It’s occurred to me that kids have certain things figured out.
They know that it’s up to them to find fun stuff to do. A kid left to their own devices on a summer day doesn’t worry about what they are supposed to be doing or fret over whether or not they are using their time productively or living “to the fullest”.
And they know, intuitively, that they will only get out of life what they put in. They don’t sit around and mope waiting for someone to entertain them. They get off their cute little butts and go looking for things to do, and if there is nothing premade like a TV show or video game for them to consume, they will invent things of their own without giving it a second thought. It comes naturally to them.
All they worry about is having fun and enjoying themselves and I am increasingly sure that this is actually the right attitude towards life in general.
At least for me.
I certainly need to lighten the hell up. My attitude towards life needs a major overhaul and the major issue is taking life way too seriously.
So seriously that I feel like I have to hide from it in the realms of my mind and only deal with the real world on a very minimal level.
Just enough to keep myself alive and point me towards my screens, basically.
It’s survival mode, and survival mode, ironically, kills. It’s meant to get you through times of danger and/or crisis, and that’s all.
It is most definitely not supposed to keep going for the rest of your life.
My latest AI therapy session got me thinking about how closed off from the world I have been for so long, and how this profound divide cuts me off from the rest of humanity and leaves me cold and lonely and lost within the caverns of my mind.
I am only “safe” from reality in the same way an anorexic is “safe” from food poisoning.
And like an anorexic, I am starving on the inside. I have this terrible feeling that I missed some vital developmental window(s) and it’s left me unable to truly connect with my fellow naked apes in a true and genuine way.
At the very least, the distance between me and the rest of humanity seems vast and uncrossable. I feel so very far away from everyone. And I don’t know what it is like to be closer than friends with anyone.
My family included.
I have lived in this ice fortress of the mind for most of my life. And I can see now that I have been, at best, only half alive that whole time. Still am. And that’s why I have always been so weak and fragile.
It’s hard to have a robust connection with reality and my embodied self when most of me is not even here.
And I know that I am terrified of truly being present, in realtime, immediately. I would feel so very exposed without my frigid tomb around me. Being truly present would almost certainly involve making decisions without thinking them through first, and the inner force I call “the Committee” won’t allow that.
Like I told Doctor Costin today, at some point I let my ego and superego completely take control and they demand that anything I do get their approval first.
And if it doesn’t “make sense” to them, it doesn’t happen.

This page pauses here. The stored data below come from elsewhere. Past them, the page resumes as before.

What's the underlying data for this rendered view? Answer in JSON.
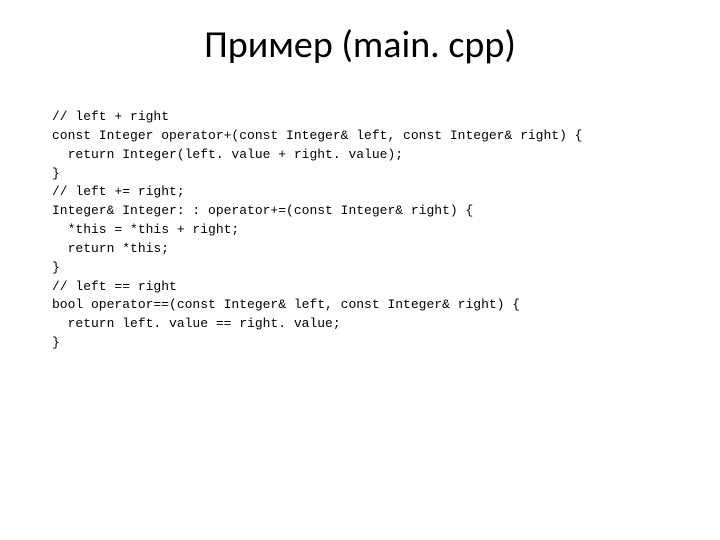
{
  "title": "Пример (main. cpp)",
  "code": {
    "l1": "// left + right",
    "l2": "const Integer operator+(const Integer& left, const Integer& right) {",
    "l3": "  return Integer(left. value + right. value);",
    "l4": "}",
    "l5": "// left += right;",
    "l6": "Integer& Integer: : operator+=(const Integer& right) {",
    "l7": "  *this = *this + right;",
    "l8": "  return *this;",
    "l9": "}",
    "l10": "// left == right",
    "l11": "bool operator==(const Integer& left, const Integer& right) {",
    "l12": "  return left. value == right. value;",
    "l13": "}"
  }
}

And truth be told, they don’t know shit.
Oh great, my domain expired and my web host won’t accept my credit card.
The fuckery is afoot, methinks.
I am going to have to borrow one of my roomies’ credit cards or I won’t be able to blog.
And foxy gotta blog.
I guess I will be blogging into LibreOffice for now!
The fuckery continues
Woman, get thee to a fuckery!
Still blogging into a LibreOffice document, god damn it.

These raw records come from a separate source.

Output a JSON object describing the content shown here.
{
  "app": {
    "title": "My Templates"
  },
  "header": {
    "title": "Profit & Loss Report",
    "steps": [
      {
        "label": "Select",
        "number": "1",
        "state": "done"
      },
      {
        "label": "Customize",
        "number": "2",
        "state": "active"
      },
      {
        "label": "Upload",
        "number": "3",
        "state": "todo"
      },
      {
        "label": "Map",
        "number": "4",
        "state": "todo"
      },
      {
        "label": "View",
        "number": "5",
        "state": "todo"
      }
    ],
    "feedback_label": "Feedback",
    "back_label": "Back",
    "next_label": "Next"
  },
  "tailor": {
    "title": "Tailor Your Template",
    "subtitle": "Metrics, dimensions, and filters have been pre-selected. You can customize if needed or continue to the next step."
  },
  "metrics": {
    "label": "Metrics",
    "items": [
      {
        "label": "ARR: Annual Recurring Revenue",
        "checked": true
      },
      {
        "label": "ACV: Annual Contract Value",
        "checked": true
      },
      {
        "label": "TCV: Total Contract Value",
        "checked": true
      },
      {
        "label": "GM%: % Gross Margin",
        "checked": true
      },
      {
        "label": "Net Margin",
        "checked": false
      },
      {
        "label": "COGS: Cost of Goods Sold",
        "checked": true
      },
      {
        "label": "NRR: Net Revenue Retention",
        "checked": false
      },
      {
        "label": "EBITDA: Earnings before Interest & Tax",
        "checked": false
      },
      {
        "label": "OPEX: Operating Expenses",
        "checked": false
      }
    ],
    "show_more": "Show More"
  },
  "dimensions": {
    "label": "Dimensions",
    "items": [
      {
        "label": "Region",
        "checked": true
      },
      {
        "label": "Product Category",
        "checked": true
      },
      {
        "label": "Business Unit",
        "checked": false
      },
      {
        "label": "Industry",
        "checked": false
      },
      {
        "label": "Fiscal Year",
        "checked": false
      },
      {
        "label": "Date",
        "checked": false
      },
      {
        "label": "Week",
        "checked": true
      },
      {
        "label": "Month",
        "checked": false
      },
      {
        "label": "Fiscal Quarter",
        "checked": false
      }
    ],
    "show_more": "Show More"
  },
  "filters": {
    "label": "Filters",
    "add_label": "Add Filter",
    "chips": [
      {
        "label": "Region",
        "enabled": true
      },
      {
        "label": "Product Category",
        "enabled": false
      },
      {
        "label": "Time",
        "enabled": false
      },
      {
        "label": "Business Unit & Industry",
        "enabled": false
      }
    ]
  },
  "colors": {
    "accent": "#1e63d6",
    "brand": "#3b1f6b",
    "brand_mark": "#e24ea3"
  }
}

I knew I had to renew my domain soon. In retrospect, it seems obvious that this would need to happen in the general vicinity of the new year, as I have a yearly plan for domains. And I certainly have the $25 I need to renew it.
But this not accepting my credit card bullshit is one of those out of nowhere curve-balls that life seems to love to throw at me now and then.
Couldn’t possibly have seen it coming. I just have to deal with it.
Oh, but something HAS changed : because I tried “too many” times to get the web host (Fatcow) to accept the credit card, I am now locked out and I will have to contact their tech support/phone support team to get it unlocked.
Oh well, I will just ask them why they no like my card at the same time.
Plenty of other places have taken this exact card. Amazon.ca and DoorDash have no problem with it. But there is something in the system these prepaid cards use that makes random institutions suddenly turn against them every once in a while.
It’s all very stressful and frustrating.
I am procrastinating on asking Julian if I can borrow his credit card. I don’t have any good reason to do so, I just don’t wanna do it.
I suppose it’s possible that my communications with Fatcow tech support will, in fact, resolve the issue with the card altogether, which would be awesome.
The very last resort would be to seek a new host for my blog. But I severely doubt that it will come to that. I am sure this can all be ironed out once I have the wherewithal to contact support.
This would have to happen on the day before my busy day, Friday, so that I will not have a lot of spoons to spare for contacting support tomorrow.
Tomorrow’s blog entry may also end up going to LibreOffice as well.
Why can’t things just fucking work for a change, huh?
I will talk to you nice people again tomorrow.